An Introduction to MongoDB

MongoDB is a Data Base Management System for web applications and Internet Infrastructure.

It is a scalable, high performance, open source NoSQL database written in C++.

It is a very attractive database. Because of it's intuitive data model.

It also has the capability to represent rich hierarchical data structures. as it has a document data model instead of a relational data model.  
One other instance for a DB using a Document Data Model can be mentioned as Apache's CouchDB.

The disadvantages of relational data bases are not a problem to document based databases. Some of the disadvantages of relational databases can be mentioned as follows;

  • Lots of complicated multi-table joins are there in relational data bases. 
  • Need to write complicated queries with lot of joins to retrieve data.

If we use a database which has a document data model such as MongoDB, then we have the capability to work with data base objects as a whole rather than working with lots of different tables with joins to each other.

For an example lets say we maintain a "Plantations" database.

In a relational database we have to deal with fertilizers for each plant at each stage, climatic conditions, structural configurations, images, suppliers etc. Those will be different tables in our relational database.
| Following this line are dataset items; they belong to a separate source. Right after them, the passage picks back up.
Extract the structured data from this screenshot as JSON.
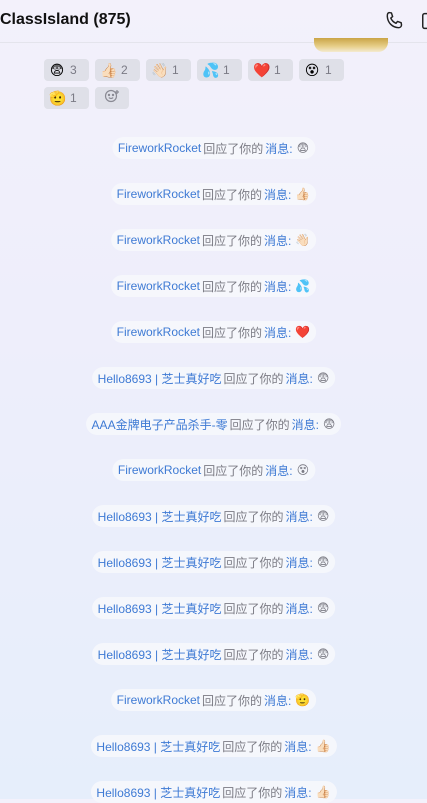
{
  "header": {
    "title": "ClassIsland (875)",
    "icons": [
      "phone-icon",
      "more-icon"
    ]
  },
  "reactions": [
    {
      "emoji": "😨",
      "count": "3"
    },
    {
      "emoji": "👍🏻",
      "count": "2"
    },
    {
      "emoji": "👋🏻",
      "count": "1"
    },
    {
      "emoji": "💦",
      "count": "1"
    },
    {
      "emoji": "❤️",
      "count": "1"
    },
    {
      "emoji": "😵",
      "count": "1"
    },
    {
      "emoji": "🫡",
      "count": "1"
    }
  ],
  "add_reaction_icon": "add-emoji-icon",
  "notices": [
    {
      "user": "FireworkRocket",
      "action": "回应了你的",
      "msg": "消息:",
      "emoji": "😨"
    },
    {
      "user": "FireworkRocket",
      "action": "回应了你的",
      "msg": "消息:",
      "emoji": "👍🏻"
    },
    {
      "user": "FireworkRocket",
      "action": "回应了你的",
      "msg": "消息:",
      "emoji": "👋🏻"
    },
    {
      "user": "FireworkRocket",
      "action": "回应了你的",
      "msg": "消息:",
      "emoji": "💦"
    },
    {
      "user": "FireworkRocket",
      "action": "回应了你的",
      "msg": "消息:",
      "emoji": "❤️"
    },
    {
      "user": "Hello8693 | 芝士真好吃",
      "action": "回应了你的",
      "msg": "消息:",
      "emoji": "😨"
    },
    {
      "user": "AAA金牌电子产品杀手-零",
      "action": "回应了你的",
      "msg": "消息:",
      "emoji": "😨"
    },
    {
      "user": "FireworkRocket",
      "action": "回应了你的",
      "msg": "消息:",
      "emoji": "😵"
    },
    {
      "user": "Hello8693 | 芝士真好吃",
      "action": "回应了你的",
      "msg": "消息:",
      "emoji": "😨"
    },
    {
      "user": "Hello8693 | 芝士真好吃",
      "action": "回应了你的",
      "msg": "消息:",
      "emoji": "😨"
    },
    {
      "user": "Hello8693 | 芝士真好吃",
      "action": "回应了你的",
      "msg": "消息:",
      "emoji": "😨"
    },
    {
      "user": "Hello8693 | 芝士真好吃",
      "action": "回应了你的",
      "msg": "消息:",
      "emoji": "😨"
    },
    {
      "user": "FireworkRocket",
      "action": "回应了你的",
      "msg": "消息:",
      "emoji": "🫡"
    },
    {
      "user": "Hello8693 | 芝士真好吃",
      "action": "回应了你的",
      "msg": "消息:",
      "emoji": "👍🏻"
    },
    {
      "user": "Hello8693 | 芝士真好吃",
      "action": "回应了你的",
      "msg": "消息:",
      "emoji": "👍🏻"
    }
  ]
}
But if we deal with a document based database, then we'll have the ability to deal with different plantation objects as a whole rather than considering each and every table separately.

As today's developers are mostly using object oriented languages for developments then it will be very effective to use Object Oriented Databases, so that their objects can be directly mapped to their databases.

The other feature we can have from MongoDB is adhoc querying. Although relational DBs support this, not all DBs support this. In adhoc querying  it is not necessary to define in advance about the types of queries the system will accept.

More over MongoDB supports secondary indexes. Secondary indexing is something like having some piece of information for indexing other than a primary key. For an example lets take a "Student" database and we need to search students using their last name. So that the Student_ID here is the primary key and the last_name will be a secondary key for indexing. B tree is the structure for MongoDB's secondary indexes.

The other key features of MongoDB can be mentioned as Replication support, support for speed and durability. MongoDBs have journals which being defaultly enabled, so that the data files can be recovered.

MongoDB supports scalability. Unlike vertical scaling done by single node expansion through hardware, it supports horizontal scaling where it provides the capability to distribute the database across multiple machines.

There are some advantages of scaling horizontally.Some of them can be mentioned as bellows;

1. Ability to get the use of commodity hardware.
2. Cost for hosting total data set can be reduced.
3. Reduce the consequences of failure.    

MongoDB has a range based partitioning method. It is called Auto Sharding. In here what happens is that the data is automatically distributed among the network nodes. 

MongoDB's core server and tools can operate on Mac OSX, Windows and Linux OSs. It's Java Script shell can be used to administer the database and manipulate data.

So ultimately MogoDB can be selected over other data bases due to its high scalability and fastness.